Door-Mounted Mirrors
Door-mounted mirrors are the more popular position on later applications, the mirror sitting close to the cabin with the bracket bolting through the door skin with appropriate sealing washers to prevent water ingress into the door cavity, the mirror itself swivelling on a ball-joint mounting at the end of the bracket to allow adjustment for the driver's preferred position. Door mirrors are stocked in handed left-hand and right-hand pairs in chrome to complement chrome-bumper cars, in stainless steel for substantially better long-term durability with no risk of the chrome plating failing over years of service, and in matt black for rubber-bumper cars and for owners preferring an understated appearance or matching darker-coloured cars. The factory-fitted mirrors were originally chrome-plated, changing to stainless steel in March 1976 on MGB production. The torpedo-style door mirror is an aerodynamic alternative that mounts onto the standard plinth and is interchangeable with the standard mirror, reducing wind noise at speed, while a sports racing mirror in either door or wing-mounting form provides a more purposeful look.
A plinth kit is required when fitting a door mirror to any car where the door skin has not previously been drilled, providing the correct angled mounting base on the door skin and presenting cleanly against the door panel, with the plinth essential on pre-1973 cars where no door mirror was originally fitted.
Wing-Mounted Mirrors
Wing-mounted mirrors are the alternative position with the mirror mounted on the front wing close to the windscreen pillar, the visibility characteristics slightly different from the door-mounted position as the mirror is further forward in the driver's peripheral vision, which some drivers find less distracting on long journeys and better suited to cars frequently driven with the hood up. Wing mirror assemblies cover a range of period and modern styles with mirror head shapes including round as the most period-traditional, oval for a wider horizontal field of view, and larger square or round heads for more rearward coverage, each assembly supplied as a complete unit with the head, stem, and mounting base. Wing mirrors were quoted as BMC-approved accessories from the start of MGB production in 1962, the Desmo Boomerang Continental with trapezoidal head being the preferred period type, alongside round-head alternatives from Desmo and Magnatex.
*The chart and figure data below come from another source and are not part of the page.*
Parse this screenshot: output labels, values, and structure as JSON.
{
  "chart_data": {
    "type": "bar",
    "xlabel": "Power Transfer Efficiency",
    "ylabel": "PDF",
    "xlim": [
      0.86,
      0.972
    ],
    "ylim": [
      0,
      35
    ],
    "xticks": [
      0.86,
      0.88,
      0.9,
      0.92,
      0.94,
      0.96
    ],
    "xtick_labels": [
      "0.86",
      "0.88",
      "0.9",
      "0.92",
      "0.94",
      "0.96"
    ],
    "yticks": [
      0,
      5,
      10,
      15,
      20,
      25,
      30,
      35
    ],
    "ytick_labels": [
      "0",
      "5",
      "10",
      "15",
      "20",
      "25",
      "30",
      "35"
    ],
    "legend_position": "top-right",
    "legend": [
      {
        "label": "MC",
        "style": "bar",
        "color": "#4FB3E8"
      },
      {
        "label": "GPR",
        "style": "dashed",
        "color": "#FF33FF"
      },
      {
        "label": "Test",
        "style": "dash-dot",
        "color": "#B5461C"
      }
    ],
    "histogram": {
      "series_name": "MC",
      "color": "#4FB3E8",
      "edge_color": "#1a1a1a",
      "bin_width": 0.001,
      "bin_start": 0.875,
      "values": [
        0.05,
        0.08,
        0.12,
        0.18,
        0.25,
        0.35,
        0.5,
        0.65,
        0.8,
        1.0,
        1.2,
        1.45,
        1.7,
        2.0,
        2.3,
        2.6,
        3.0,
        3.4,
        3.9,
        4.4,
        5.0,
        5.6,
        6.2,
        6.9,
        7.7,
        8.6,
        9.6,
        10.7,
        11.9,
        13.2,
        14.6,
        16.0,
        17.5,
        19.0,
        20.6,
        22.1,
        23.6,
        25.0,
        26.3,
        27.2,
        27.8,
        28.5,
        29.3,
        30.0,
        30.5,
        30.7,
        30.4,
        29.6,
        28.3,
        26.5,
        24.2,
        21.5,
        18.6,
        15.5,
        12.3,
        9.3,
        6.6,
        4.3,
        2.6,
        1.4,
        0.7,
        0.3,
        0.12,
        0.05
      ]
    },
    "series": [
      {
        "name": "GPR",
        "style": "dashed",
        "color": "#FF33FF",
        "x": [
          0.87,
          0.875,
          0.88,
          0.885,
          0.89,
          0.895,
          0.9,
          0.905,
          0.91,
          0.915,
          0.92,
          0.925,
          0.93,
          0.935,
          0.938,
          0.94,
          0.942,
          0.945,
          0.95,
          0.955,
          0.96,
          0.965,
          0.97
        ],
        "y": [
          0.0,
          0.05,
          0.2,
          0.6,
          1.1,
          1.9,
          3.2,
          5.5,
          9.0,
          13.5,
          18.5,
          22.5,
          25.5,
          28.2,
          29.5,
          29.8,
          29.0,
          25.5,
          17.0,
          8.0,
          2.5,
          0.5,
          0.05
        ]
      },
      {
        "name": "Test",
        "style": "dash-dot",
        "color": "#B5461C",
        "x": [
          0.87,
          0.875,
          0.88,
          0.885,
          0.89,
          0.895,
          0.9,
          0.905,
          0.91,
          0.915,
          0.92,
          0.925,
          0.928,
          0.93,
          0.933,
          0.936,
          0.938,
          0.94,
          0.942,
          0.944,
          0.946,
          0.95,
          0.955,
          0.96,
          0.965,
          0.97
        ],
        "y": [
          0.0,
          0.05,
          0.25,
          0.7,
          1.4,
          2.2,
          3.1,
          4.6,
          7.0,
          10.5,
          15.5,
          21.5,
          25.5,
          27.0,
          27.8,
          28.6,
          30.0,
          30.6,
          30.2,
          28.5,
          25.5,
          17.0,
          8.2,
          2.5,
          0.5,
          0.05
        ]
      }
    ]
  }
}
Components, Glass & Finish Options
For owners wanting to build a custom mirror to match their car's specification, separate mirror heads and stems are stocked, heads in various sizes and shapes with stems in different heights and angles and a plinth kit covering the mounting base, the component approach allowing combination of a specific head shape and glass type with a specific stem height to achieve a unique visual that matches the car's overall specification. Replacement mirror heads are available separately where the original stem is sound but the glass is broken, scratched, or de-silvered, in flat glass which gives a true-to-life image for accurate distance judgement and in convex glass which gives a wider field of view at the cost of mild image distortion. The choice of finish depends on the owner's preference for period-correct appearance versus long-term durability, both chrome and stainless being appropriate for classic-MG application, with chrome being the period-correct finish for chrome-bumper cars and stainless offering better service life through UK winters with no risk of plating failure or pitting under salt exposure.